Il caso del governo inglese, che nell’arco di pochi anni ha posto i cambiamenti climatici tra le proprie priorità di intervento, ha prodotto in Sir David King un sostanziale ottimismo: «La sfida è immane, ma possiamo farcela: abbiamo la tecnologia, le competenze, le risorse economiche. Per riuscire è tuttavia indispensabile la spinta della volontà congiunta dei governi del pianeta. Condividiamo tutti la stessa atmosfera, per cui le azioni dei singoli si ripercuotono, in bene e in male, sull’intera comunità».
Purtroppo finora gli accordi internazionali come il Protocollo di Kyoto non solo non sono stati ratificati a livello globale, ma sono disattesi dagli stessi firmatari. «Mettere d’accordo con qualche riunione 187 Paesi, ognuno con sei rappresentanti diplomatici, è estremamente difficile», ammette King. «Anche perché si scontrano le esigenze di realtà che hanno emissioni di CO2 pro capite pari a 24 ton/anno come gli Stati Uniti e realtà con medie di 1,9 ton/anno come l’India, dove tuttavia il livello di inquinamento nazionale è destinato a salire in modo sostanziale a causa del rapido sviluppo economico-industriale». Qualche passo avanti in realtà si è fatto, ma secondo King «al di là degli accordi globali, bisogna puntare alle intese bilaterali: ogni Paese industrializzato dovrebbe intessere relazioni con altre nazioni in via di sviluppo, aiutandole ad esempio a sostenere i costi del mantenimento delle foreste e a rinunciare ai guadagni economici che otterrebbero dal loro abbattimento. Ma credo che anche nel “gruppo dei pari” si possano trovare intese».

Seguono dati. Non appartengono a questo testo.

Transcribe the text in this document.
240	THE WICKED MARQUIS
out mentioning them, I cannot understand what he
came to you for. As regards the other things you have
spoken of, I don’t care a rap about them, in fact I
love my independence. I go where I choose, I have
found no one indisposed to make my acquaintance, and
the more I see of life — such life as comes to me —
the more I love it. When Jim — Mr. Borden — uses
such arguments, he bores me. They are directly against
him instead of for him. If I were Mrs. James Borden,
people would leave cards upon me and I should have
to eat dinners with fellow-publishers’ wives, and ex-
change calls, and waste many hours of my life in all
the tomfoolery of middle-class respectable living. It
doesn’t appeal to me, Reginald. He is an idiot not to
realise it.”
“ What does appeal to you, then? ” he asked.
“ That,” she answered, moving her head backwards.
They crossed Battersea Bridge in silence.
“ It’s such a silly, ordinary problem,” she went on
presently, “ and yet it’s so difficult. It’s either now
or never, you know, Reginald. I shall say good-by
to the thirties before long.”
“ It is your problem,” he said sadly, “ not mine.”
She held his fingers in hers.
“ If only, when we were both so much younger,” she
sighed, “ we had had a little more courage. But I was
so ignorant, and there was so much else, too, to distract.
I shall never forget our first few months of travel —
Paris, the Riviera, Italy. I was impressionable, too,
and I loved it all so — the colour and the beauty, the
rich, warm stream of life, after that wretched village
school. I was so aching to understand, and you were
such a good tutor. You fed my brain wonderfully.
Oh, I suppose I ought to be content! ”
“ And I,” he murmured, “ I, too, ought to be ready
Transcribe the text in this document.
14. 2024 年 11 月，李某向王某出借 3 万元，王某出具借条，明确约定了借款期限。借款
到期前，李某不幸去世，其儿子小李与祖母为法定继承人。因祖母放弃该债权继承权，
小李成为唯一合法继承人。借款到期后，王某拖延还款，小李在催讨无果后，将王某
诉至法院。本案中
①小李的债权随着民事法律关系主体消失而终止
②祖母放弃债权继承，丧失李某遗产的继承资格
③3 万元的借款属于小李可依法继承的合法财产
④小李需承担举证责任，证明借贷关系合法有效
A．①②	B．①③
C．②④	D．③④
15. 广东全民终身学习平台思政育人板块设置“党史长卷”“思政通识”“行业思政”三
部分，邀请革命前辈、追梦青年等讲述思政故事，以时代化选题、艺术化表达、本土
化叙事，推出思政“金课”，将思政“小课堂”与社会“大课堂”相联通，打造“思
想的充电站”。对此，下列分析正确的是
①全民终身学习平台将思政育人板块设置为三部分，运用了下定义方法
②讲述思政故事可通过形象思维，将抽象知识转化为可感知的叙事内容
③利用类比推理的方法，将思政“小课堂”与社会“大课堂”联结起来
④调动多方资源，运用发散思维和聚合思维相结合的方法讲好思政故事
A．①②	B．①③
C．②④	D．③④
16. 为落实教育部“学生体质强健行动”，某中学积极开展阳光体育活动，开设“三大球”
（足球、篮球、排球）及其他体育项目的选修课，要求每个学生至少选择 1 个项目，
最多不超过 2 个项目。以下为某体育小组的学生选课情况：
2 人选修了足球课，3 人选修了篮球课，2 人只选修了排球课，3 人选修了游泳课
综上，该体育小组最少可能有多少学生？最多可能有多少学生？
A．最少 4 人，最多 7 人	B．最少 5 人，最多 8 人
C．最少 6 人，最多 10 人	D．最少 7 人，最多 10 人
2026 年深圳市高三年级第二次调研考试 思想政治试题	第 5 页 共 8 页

D’altronde nei giorni scorsi un radicale cambiamento di rotta è giunto proprio dagli Stati Uniti che, pur responsabili del 22% di CO2 immessa nell’atmosfera a livello globale, non hanno mai voluto ratificare accordi internazionali per timore di ripercussioni sulla crescita economica: il 14 maggio George W. Bush ha imposto all’Agenzia federale per l’ambiente (Epa) e ai ministeri di Agricoltura e Trasporti di lavorare assieme per elaborare un piano che abbatta le emissioni di gas serra nell’atmosfera e riduca la dipendenza americana dal petrolio straniero. Le misure dovranno essere pronte per quando scadrà il secondo mandato di Bush alla Casa Bianca, cioè per gennaio 2009. La presa di posizione del Presidente arriva dopo che, in aprile, la Corte suprema americana aveva accolto il ricorso di associazioni ambientaliste e 12 Stati federali, imponendo al governo di Washington di occuparsi dell’emergenza climatica e regolare (tramite l’Epa) la quantità di emissioni inquinanti prodotte dai singoli Stati federali. Fino a quel momento Bush non aveva voluto intervenire sostenendo che sia i gas di scarico delle auto sia le sostanze inquinanti prodotte nel ciclo industriale non erano materie regolabili a livello federale, ma erano di competenza dei singoli Stati.
Oltre ai governi, secondo il professor King, anche i singoli cittadini dovranno darsi da fare: «Non solo per sollecitare l’intervento degli amministratori», spiega, «ma anche per innescare un profondo cambiamento culturale: l’oggetto della nostra ammirazione non dovrà più essere il Suv ultra-potente e super-inquinante, ma l’abilità nel risparmiare energia. E siccome la cultura riguarda ciascuno di noi, saranno le nostre scelte quotidiane a fare la differenza».